A perda de legitimidade da análise é hoje uma constante. E só mesmo com um esforço significativo se consegue chegar ao patamar mínimo, que é a passagem do pensamento crítico à expressão falada ou escrita, de uma ideia, ou de um pensamento. Os argumentos que são utilizados na discussão política, não passam, na maior parte das vezes, de arrufos obliterados, de tão ténues na sua essência e de tão pobres na sua significância. É hoje vulgar, sobretudo na comunicação (dita) social encontrar, por um lado, um profundo desprezo pela racionalidade e, por outro lado, uma falta de ritmo que é normalmente associada a uma espécie de paragem na solução de continuidade que é congruente com o fluir das ondas e, consequentemente, se estende ao desenvolvimento do próprio pensamento criativo.
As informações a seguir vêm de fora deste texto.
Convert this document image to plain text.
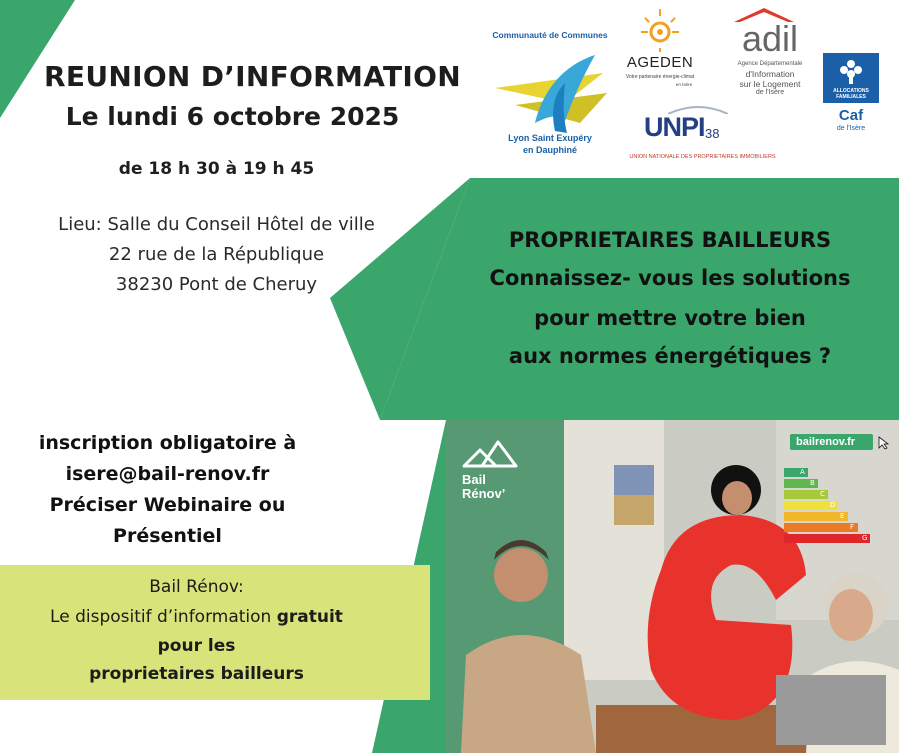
REUNION D’INFORMATION
Le lundi 6 octobre 2025
de 18 h 30 à 19 h 45
Lieu: Salle du Conseil Hôtel de ville
22 rue de la République
38230 Pont de Cheruy
PROPRIETAIRES BAILLEURS
Connaissez- vous les solutions
pour mettre votre bien
aux normes énergétiques ?
inscription obligatoire à
isere@bail-renov.fr
Préciser Webinaire ou
Présentiel
Bail Rénov:
Le dispositif d’information gratuit
pour les
proprietaires bailleurs
Communauté de Communes
Lyon Saint Exupéry
en Dauphiné
AGEDEN
Votre partenaire énergie-climat
en Isère
adil
Agence Départementale
d'Information
sur le Logement
de l'Isère	ALLOCATIONS FAMILIALES
Caf
de l'Isère
UNPI 38
UNION NATIONALE DES PROPRIETAIRES IMMOBILIERS
A
B
C
D
E
F
G
Bail
Rénov’
bailrenov.fr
O Poder tem um ritmo que por vezes não é compatível com a situação política. Existe uma impossibilidade prática de separação dos ritmos que envolvem o investigador e o investigado, na sociedade urbana atual. Se atentarmos à agitação provocada pela demissão do Primeiro-Ministro em Portugal, identificamos de imediato um ritmo uniforme, que tem a ver com o imediatismo e o espectáculo da “crucificação” da pessoa que ocupa o cargo, ficando para trás outras variáveis, como por exemplo, as causas da demissão, ou um hipotético envolvimento com eventuais arguidos. O que parece importar é apenas quem lhe irá suceder, aparecendo os nomes habituais e mais alguns que entretanto são avançados pelos comentadores que pautam a agenda mediática e, consequentemente, a agenda política. Fora de qualquer análise está, como sempre, uma mudança de políticas, o necessário diálogo com os intervenientes para a resolução dos problemas nas mais diversas áreas, enfim, uma análise séria legitimada em pressupostos identificáveis. Não deixa de ser curioso constatar que a análise seja centrada em uma só pessoa, ao ponto de se questionar que lugar irá ocupar em Bruxelas, ou noutro qualquer centro de Poder, na dita “União”. Não deixa de ser curioso também o facto de ser o ritmo do Ministério Público, a pautar a agenda mediática.
O final do século XIX e o início do século XX marcaram o nascimento de uma corrente filosófica designada “Ritmanálise”. O responsável pela autoria, foi o matemático e físico português Lúcio Pinheiro dos Santos, um Homem dotado de uma forte personalidade de grande capacidade pessoal e ainda de uma imensa combatividade cívica e política. A ele se associaram os conhecidos filósofos franceses Gaston Bachelard e Henri Lefebvre, ampliando estudos e investigação sobre a matéria, que entretanto carece de algum aprofundamento na actualidade, de forma a constituir-se como uma possível ferramenta, na análise e na retórica discursiva. Lefebvre fez, a partir da década de 1930, importantes estudos a respeito da imaginação na literatura e na produção de imagens literárias, a partir dos conceitos de ritmanálise, assinalando que a mesma, busca integrar através da noção de ritmo, tanto o que é social quanto o que é natural, para reconstituir uma unidade entre ambos. E sublinha a importância das rupturas sociais, porque é afinal a transformação da sociedade que está em jogo e que implica uma nova relação entre o espaço e o tempo. O critério adoptado é o das representações e decisões políticas. Na verdade, para haver mudanças, é preciso que um grupo social ou uma classe, intervenham, imprimindo um ritmo numa época, seja através de reformas, seja pela força. Segundo a sua tese, a ritmanálise tem como princípio a ideia de que a matéria não está inerte, indiferente ao tempo ou tão pouco numa duração uniforme.
Um dos objectivos da ritmanálise é de tratar das diferenças, das rupturas dos ritmos do quotidiano. É necessário dar a devida atenção à descontinuidade, através da combinação entre instante e ritmo.